So I keep wondering which would taste better?
Any comments?

 Al


----------



## xdeano (Jan 14, 2005)

Alpo is probably better for you! :lol:

xdeano


----------



## Fallguy (Jan 23, 2004)

alley

if it came down to eating dog food or going hungry I would choose to thin out the deer population and eat meat!


----------



## lyonch (Feb 26, 2006)

Im really suprised no one commented on the flash that is given off by the scope in the picture. That is what a coyotes sees when the sun is in your face when you pull up to shoot!!! Sun shades on a scope help this but don't always cure it!!


----------



## alleyyooper (Jul 6, 2007)

I know I ate dog meat in Veit Nam. So if it got real bad to where I was buying dog food to eat, I would also make a really nice stew from the youtes. Plus there are still a lot of deer around right now.
I have read of that being the case though. On the news last week they reported a 93 year old man died of hypothermia in his house after the electric company put a limiter on his meter. He was 4 months behind on his electric bill. They found him in his house with a bunch of clothes on and wrapped in a bunch of blankets. They only found dog food in the cuboards and the man didn't own a dog.
They checked on him because his out of state daughter could not get him on the phone so she called the state police.

I never commented on the scope flash as it is from the camera flash right in front of them. Most hunters watch for the sun angle when setting up. We sure do, we like it to our backs and in the face of the critter if possiable. I thought that was common to all hunters.

 Al


----------



## Fallguy (Jan 23, 2004)

lyonch

Yeah I never commented on it either because of the same reason. I just assumed others knew it was the flash's flash on the lens. Then you look at the scope to the right which doesn't have the effect. What a difference a little angle makes.

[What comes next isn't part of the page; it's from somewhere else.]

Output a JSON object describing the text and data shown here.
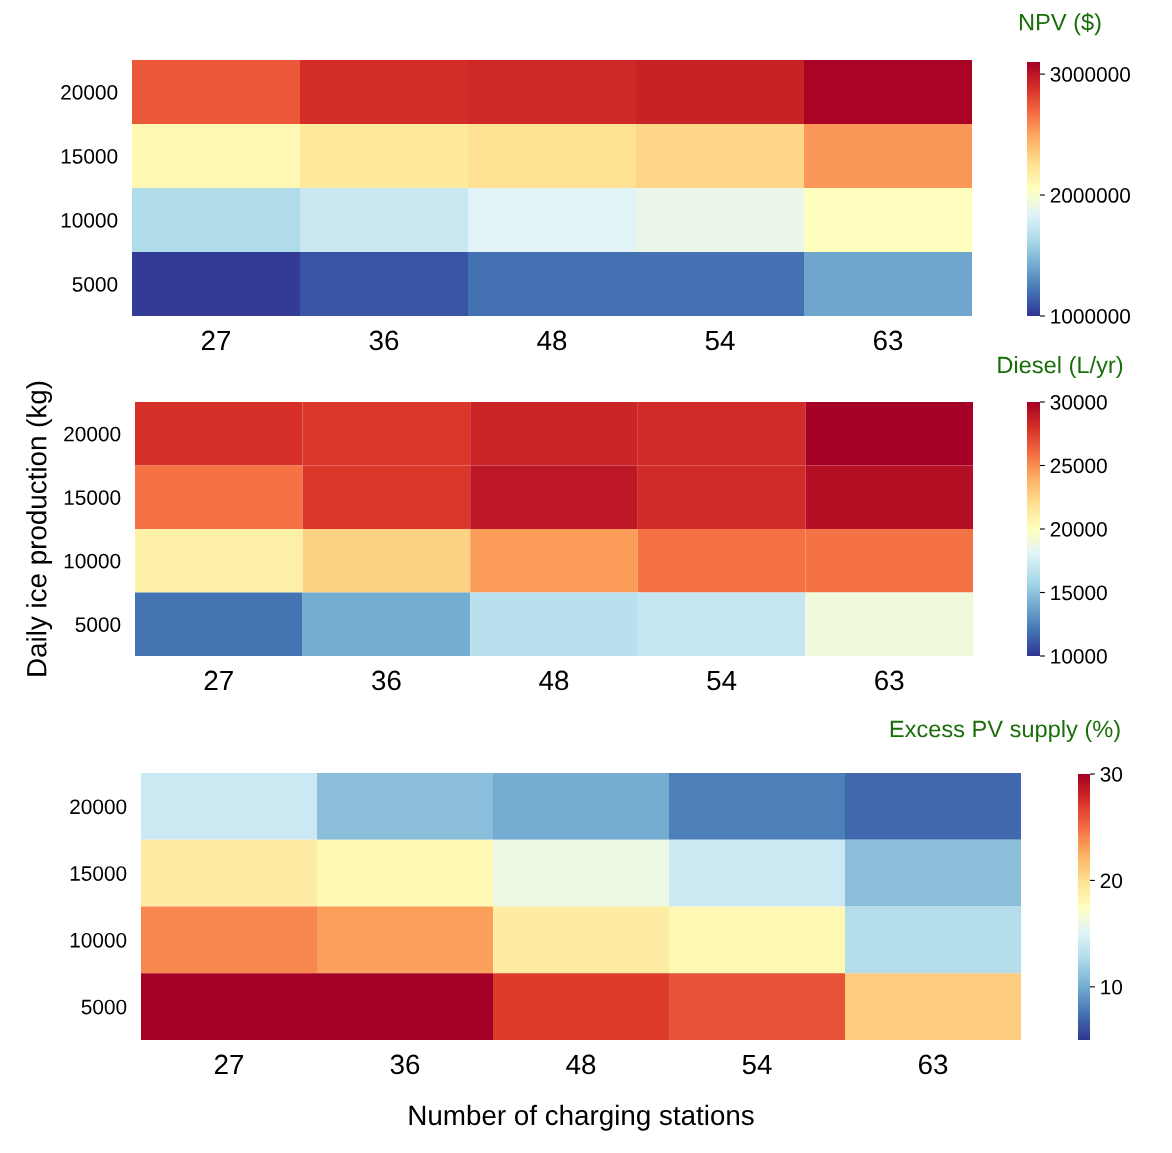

Now put yourself in the shoes of a quartering coyote and the light catches perfect and it LIGHTS UP QUICK!!! No wonder they would spook and spin around on a dime.

When I first started out I wasn't into the whole wrapping or painting my gun barrel. That fall I was pheasant hunting on a sunny day and I looked over to the next shelter belt where one of our other pushers was walking. That barrel on his gun was SO shiny!!! I started wrapping from that day on!


----------



## coyote_buster (Mar 11, 2007)

barebackjack said:


> saskcoyote said:
> 
> 
> > When it comes to calling in and fooling a coyote, I'd say keeping movement to an absolute minimum trumps even the most expensive camo.
> ...


ill third that no movement becuase i was in a snow covered cornfield wearing mossyoak, yeah i know not very suitable but i needed it for a turkey hunt and i went to bomgarrs and that was all they had but back to the point i was wearing green and brown in an area thats white with cornstalks sitting upright but i didnt move an inch until i pulled the gun up and he didnt move until i did and that was from maybe 25 paces away, better camo helps but you can make a gillie suit out of brom gras and call from a brom grass patch and it aint gunna do you any good if ya move


----------



## xdeano (Jan 14, 2005)

actually you can move quite a bit with a ghillie, especially if there is a breeze where it looks like the grass is moving. Moving grass with moving grass, is basically moving grass, as John Madden would put it. :lol:

xdeano


----------



## coyote_buster (Mar 11, 2007)

ya i understand your point deano with the breeze but if there isnt a breeze and your turning around your going to be noticed, but ya, a ghillie suit is dam good. and then high definition camo cant be that great at 100 yards, its good but at a distance an animal isnt going to notice the picture quality its going to notice color shades and movement


----------



## alleyyooper (Jul 6, 2007)

Seems like there is always a breeze here of some sort.

 Al


----------